A small but growing number of employers are offering pet health insurance as a fringe benefit. Considering that the American Pet Products Association estimates that Americans will spend $14.2 billion on veterinary services this year, it may be worth looking into.
Dr. Summer Heyerly of the Imperial Point Veterinary Hospital in Florida says those unexpected emergencies could make the premiums for pet insurance worth it. “A patient of mine came in and ate a ball and had to have a 1500-dollar surgery,” she says. “And they had TruPanion, so they had to pay their deductible and they were able to afford the surgery.”
Dr. Heyerly says so far the number of insured pets has reached the low double digits. “Ten to 15 percent of the clients who come in have pet insurance,” she says. “And it’s on the rise.”

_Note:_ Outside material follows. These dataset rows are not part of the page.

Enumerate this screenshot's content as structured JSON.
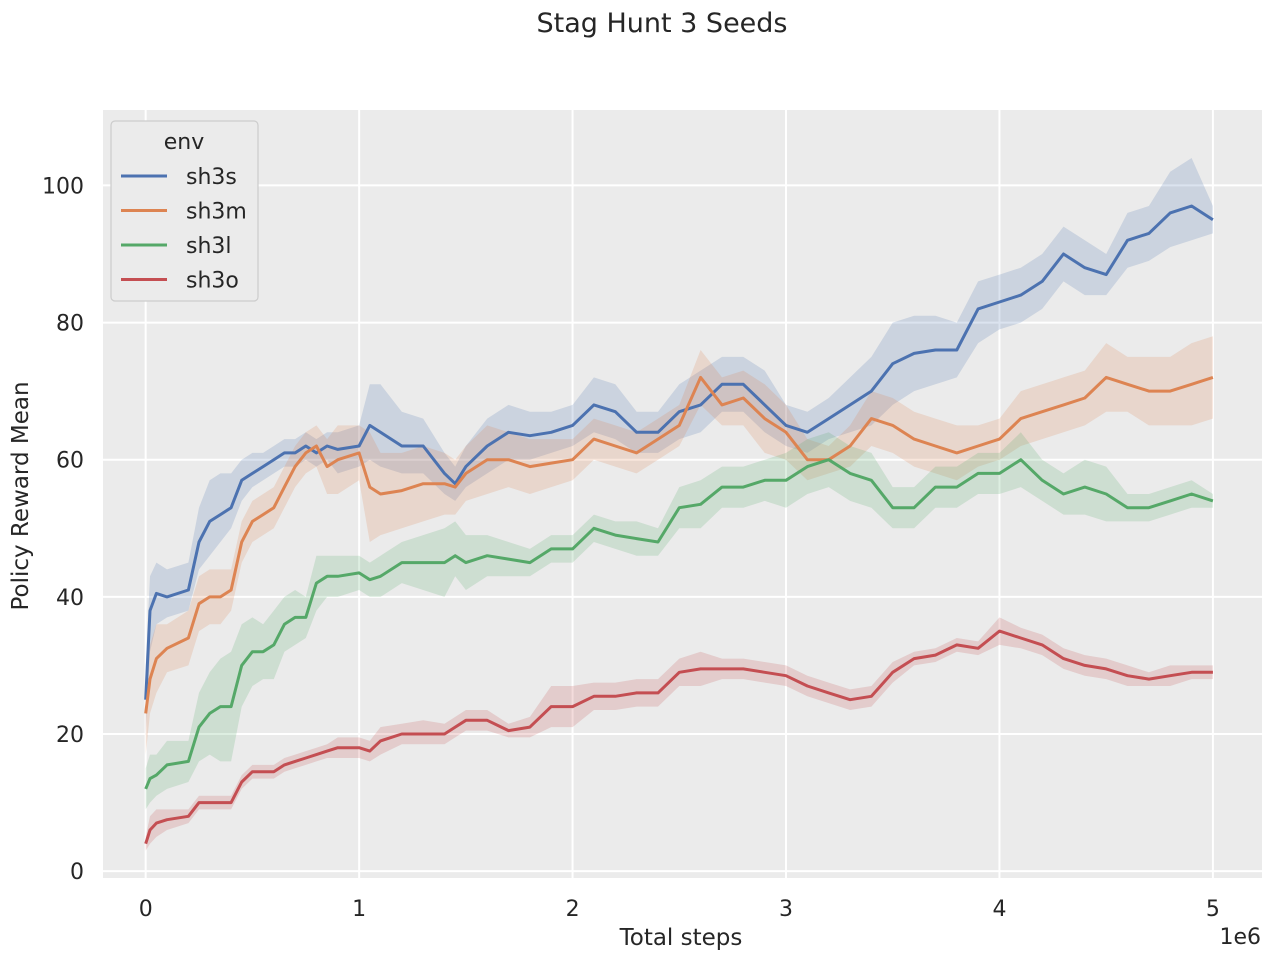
{
  "figure_title": "Stag Hunt 3 Seeds",
  "chart_data": {
    "type": "line",
    "title": "Stag Hunt 3 Seeds",
    "xlabel": "Total steps",
    "ylabel": "Policy Reward Mean",
    "x_scale_label": "1e6",
    "xlim": [
      -0.2,
      5.23
    ],
    "ylim": [
      -1,
      111
    ],
    "xticks": [
      0,
      1,
      2,
      3,
      4,
      5
    ],
    "xtick_labels": [
      "0",
      "1",
      "2",
      "3",
      "4",
      "5"
    ],
    "yticks": [
      0,
      20,
      40,
      60,
      80,
      100
    ],
    "ytick_labels": [
      "0",
      "20",
      "40",
      "60",
      "80",
      "100"
    ],
    "grid": true,
    "legend": {
      "title": "env",
      "placement": "top-left"
    },
    "series": [
      {
        "name": "sh3s",
        "color": "#4c72b0",
        "x": [
          0,
          0.02,
          0.05,
          0.1,
          0.2,
          0.25,
          0.3,
          0.35,
          0.4,
          0.45,
          0.5,
          0.55,
          0.6,
          0.65,
          0.7,
          0.75,
          0.8,
          0.85,
          0.9,
          1.0,
          1.05,
          1.1,
          1.2,
          1.3,
          1.4,
          1.45,
          1.5,
          1.6,
          1.7,
          1.8,
          1.9,
          2.0,
          2.1,
          2.2,
          2.3,
          2.4,
          2.5,
          2.6,
          2.7,
          2.8,
          2.9,
          3.0,
          3.1,
          3.2,
          3.3,
          3.4,
          3.5,
          3.6,
          3.7,
          3.8,
          3.9,
          4.0,
          4.1,
          4.2,
          4.3,
          4.4,
          4.5,
          4.6,
          4.7,
          4.8,
          4.9,
          5.0
        ],
        "mean": [
          25,
          38,
          40.5,
          40,
          41,
          48,
          51,
          52,
          53,
          57,
          58,
          59,
          60,
          61,
          61,
          62,
          61,
          62,
          61.5,
          62,
          65,
          64,
          62,
          62,
          58,
          56.5,
          59,
          62,
          64,
          63.5,
          64,
          65,
          68,
          67,
          64,
          64,
          67,
          68,
          71,
          71,
          68,
          65,
          64,
          66,
          68,
          70,
          74,
          75.5,
          76,
          76,
          82,
          83,
          84,
          86,
          90,
          88,
          87,
          92,
          93,
          96,
          97,
          95
        ],
        "lower": [
          20,
          32,
          36,
          37,
          38,
          44,
          46,
          48,
          50,
          54,
          56,
          57,
          58,
          59,
          59,
          60,
          59,
          60,
          58,
          59,
          60,
          59,
          58,
          58,
          55,
          54,
          56,
          58,
          60,
          60,
          61,
          62,
          64,
          63,
          61,
          61,
          63,
          64,
          67,
          67,
          64,
          62,
          61,
          63,
          64,
          65,
          68,
          70,
          71,
          72,
          77,
          79,
          80,
          82,
          86,
          84,
          84,
          88,
          89,
          91,
          92,
          93
        ],
        "upper": [
          30,
          43,
          45,
          44,
          45,
          53,
          57,
          58,
          58,
          60,
          61,
          61,
          62,
          63,
          63,
          64,
          63,
          64,
          64,
          65,
          71,
          71,
          67,
          66,
          61,
          59,
          62,
          66,
          68,
          67,
          67,
          68,
          72,
          71,
          67,
          67,
          71,
          73,
          75,
          75,
          73,
          68,
          67,
          69,
          72,
          75,
          80,
          81,
          81,
          80,
          86,
          87,
          88,
          90,
          94,
          92,
          90,
          96,
          97,
          102,
          104,
          97
        ]
      },
      {
        "name": "sh3m",
        "color": "#dd8452",
        "x": [
          0,
          0.02,
          0.05,
          0.1,
          0.2,
          0.25,
          0.3,
          0.35,
          0.4,
          0.45,
          0.5,
          0.55,
          0.6,
          0.65,
          0.7,
          0.75,
          0.8,
          0.85,
          0.9,
          1.0,
          1.05,
          1.1,
          1.2,
          1.3,
          1.4,
          1.45,
          1.5,
          1.6,
          1.7,
          1.8,
          1.9,
          2.0,
          2.1,
          2.2,
          2.3,
          2.4,
          2.5,
          2.6,
          2.7,
          2.8,
          2.9,
          3.0,
          3.1,
          3.2,
          3.3,
          3.4,
          3.5,
          3.6,
          3.7,
          3.8,
          3.9,
          4.0,
          4.1,
          4.2,
          4.3,
          4.4,
          4.5,
          4.6,
          4.7,
          4.8,
          4.9,
          5.0
        ],
        "mean": [
          23,
          28,
          31,
          32.5,
          34,
          39,
          40,
          40,
          41,
          48,
          51,
          52,
          53,
          56,
          59,
          61,
          62,
          59,
          60,
          61,
          56,
          55,
          55.5,
          56.5,
          56.5,
          56,
          58,
          60,
          60,
          59,
          59.5,
          60,
          63,
          62,
          61,
          63,
          65,
          72,
          68,
          69,
          66,
          64,
          60,
          60,
          62,
          66,
          65,
          63,
          62,
          61,
          62,
          63,
          66,
          67,
          68,
          69,
          72,
          71,
          70,
          70,
          71,
          72
        ],
        "lower": [
          17,
          23,
          26,
          29,
          30,
          35,
          36,
          36,
          38,
          45,
          48,
          49,
          50,
          53,
          56,
          58,
          59,
          55,
          55,
          57,
          48,
          49,
          50,
          51,
          52,
          52,
          54,
          55,
          56,
          55,
          56,
          57,
          60,
          59,
          58,
          60,
          62,
          68,
          65,
          65,
          61,
          60,
          57,
          58,
          59,
          62,
          61,
          59,
          58,
          57,
          59,
          60,
          62,
          63,
          64,
          65,
          67,
          67,
          65,
          65,
          65,
          66
        ],
        "upper": [
          29,
          33,
          36,
          36,
          38,
          43,
          44,
          44,
          44,
          51,
          54,
          55,
          56,
          59,
          62,
          64,
          65,
          63,
          65,
          65,
          64,
          61,
          61,
          62,
          61,
          60,
          62,
          65,
          64,
          63,
          63,
          63,
          66,
          65,
          64,
          66,
          68,
          76,
          72,
          73,
          71,
          68,
          63,
          62,
          65,
          70,
          69,
          67,
          66,
          65,
          65,
          66,
          70,
          71,
          72,
          73,
          77,
          75,
          75,
          75,
          77,
          78
        ]
      },
      {
        "name": "sh3l",
        "color": "#55a868",
        "x": [
          0,
          0.02,
          0.05,
          0.1,
          0.2,
          0.25,
          0.3,
          0.35,
          0.4,
          0.45,
          0.5,
          0.55,
          0.6,
          0.65,
          0.7,
          0.75,
          0.8,
          0.85,
          0.9,
          1.0,
          1.05,
          1.1,
          1.2,
          1.3,
          1.4,
          1.45,
          1.5,
          1.6,
          1.7,
          1.8,
          1.9,
          2.0,
          2.1,
          2.2,
          2.3,
          2.4,
          2.5,
          2.6,
          2.7,
          2.8,
          2.9,
          3.0,
          3.1,
          3.2,
          3.3,
          3.4,
          3.5,
          3.6,
          3.7,
          3.8,
          3.9,
          4.0,
          4.1,
          4.2,
          4.3,
          4.4,
          4.5,
          4.6,
          4.7,
          4.8,
          4.9,
          5.0
        ],
        "mean": [
          12,
          13.5,
          14,
          15.5,
          16,
          21,
          23,
          24,
          24,
          30,
          32,
          32,
          33,
          36,
          37,
          37,
          42,
          43,
          43,
          43.5,
          42.5,
          43,
          45,
          45,
          45,
          46,
          45,
          46,
          45.5,
          45,
          47,
          47,
          50,
          49,
          48.5,
          48,
          53,
          53.5,
          56,
          56,
          57,
          57,
          59,
          60,
          58,
          57,
          53,
          53,
          56,
          56,
          58,
          58,
          60,
          57,
          55,
          56,
          55,
          53,
          53,
          54,
          55,
          54
        ],
        "lower": [
          9,
          10,
          11,
          12,
          13,
          16,
          17,
          16,
          16,
          24,
          27,
          28,
          28,
          32,
          33,
          34,
          38,
          40,
          40,
          41,
          40,
          40,
          42,
          41,
          40,
          43,
          41,
          43,
          43,
          43,
          45,
          45,
          48,
          47,
          46,
          46,
          50,
          50,
          53,
          53,
          54,
          53,
          55,
          56,
          54,
          53,
          50,
          50,
          53,
          53,
          55,
          55,
          56,
          54,
          52,
          52,
          51,
          51,
          51,
          52,
          53,
          53
        ],
        "upper": [
          15,
          17,
          17,
          19,
          19,
          26,
          29,
          31,
          32,
          36,
          37,
          36,
          38,
          40,
          41,
          40,
          46,
          46,
          46,
          46,
          45,
          46,
          48,
          49,
          50,
          51,
          49,
          49,
          48,
          47,
          49,
          49,
          52,
          51,
          51,
          50,
          56,
          57,
          59,
          59,
          60,
          61,
          63,
          64,
          62,
          61,
          56,
          56,
          59,
          59,
          61,
          61,
          64,
          60,
          58,
          60,
          59,
          55,
          55,
          56,
          57,
          55
        ]
      },
      {
        "name": "sh3o",
        "color": "#c44e52",
        "x": [
          0,
          0.02,
          0.05,
          0.1,
          0.2,
          0.25,
          0.3,
          0.35,
          0.4,
          0.45,
          0.5,
          0.55,
          0.6,
          0.65,
          0.7,
          0.75,
          0.8,
          0.85,
          0.9,
          1.0,
          1.05,
          1.1,
          1.2,
          1.3,
          1.4,
          1.45,
          1.5,
          1.6,
          1.7,
          1.8,
          1.9,
          2.0,
          2.1,
          2.2,
          2.3,
          2.4,
          2.5,
          2.6,
          2.7,
          2.8,
          2.9,
          3.0,
          3.1,
          3.2,
          3.3,
          3.4,
          3.5,
          3.6,
          3.7,
          3.8,
          3.9,
          4.0,
          4.1,
          4.2,
          4.3,
          4.4,
          4.5,
          4.6,
          4.7,
          4.8,
          4.9,
          5.0
        ],
        "mean": [
          4,
          6,
          7,
          7.5,
          8,
          10,
          10,
          10,
          10,
          13,
          14.5,
          14.5,
          14.5,
          15.5,
          16,
          16.5,
          17,
          17.5,
          18,
          18,
          17.5,
          19,
          20,
          20,
          20,
          21,
          22,
          22,
          20.5,
          21,
          24,
          24,
          25.5,
          25.5,
          26,
          26,
          29,
          29.5,
          29.5,
          29.5,
          29,
          28.5,
          27,
          26,
          25,
          25.5,
          29,
          31,
          31.5,
          33,
          32.5,
          35,
          34,
          33,
          31,
          30,
          29.5,
          28.5,
          28,
          28.5,
          29,
          29
        ],
        "lower": [
          3,
          4,
          5,
          6,
          7,
          9,
          9,
          9,
          9,
          12,
          13.5,
          13.5,
          13.5,
          14.5,
          15,
          15.5,
          16,
          16.5,
          16.5,
          16.5,
          16,
          17,
          18.5,
          18.5,
          18.5,
          19.5,
          20.5,
          20.5,
          19.5,
          19.5,
          21,
          21,
          23.5,
          23.5,
          24,
          24,
          27,
          27,
          28,
          28,
          27.5,
          27,
          25.5,
          24.5,
          23.5,
          24,
          27.5,
          30,
          30.5,
          32,
          31.5,
          33,
          32.5,
          31.5,
          29.5,
          28.5,
          28,
          27,
          27,
          27,
          28,
          28
        ],
        "upper": [
          5,
          8,
          9,
          9,
          9,
          11,
          11,
          11,
          11,
          14,
          15.5,
          15.5,
          15.5,
          16.5,
          17,
          17.5,
          18,
          18.5,
          19.5,
          19.5,
          19,
          21,
          21.5,
          22,
          21.5,
          22.5,
          23.5,
          23.5,
          21.5,
          22.5,
          27,
          27,
          27.5,
          27.5,
          28,
          28,
          31,
          32,
          31,
          31,
          30.5,
          30,
          28.5,
          27.5,
          26.5,
          27,
          30.5,
          32,
          32.5,
          34,
          33.5,
          37,
          35.5,
          34.5,
          32.5,
          31.5,
          31,
          30,
          29,
          30,
          30,
          30
        ]
      }
    ]
  }
}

Stacy Johnson, CPA, says pet insurance should be approached with caution. “It’s not the same thing as insurance for people,” he points out. “People insurance has all kinds of stuff that’s regulated. A lot of animal insurance isn’t. So you’ve got to ask a lot of questions to know what you’re getting.” Johnson says to ask about coverage for matters such as annual vaccines, accidents, and diagnostics.
Dr. Heyerly agrees. “Are there preexisting conditions that are excluded from the policy?” she suggests. The insurers “need to answer those questions for you.” Bottom line: do some number-crunching to see if the premiums fit into your budget. Ask your veterinarian for recommendations. And read the fine print.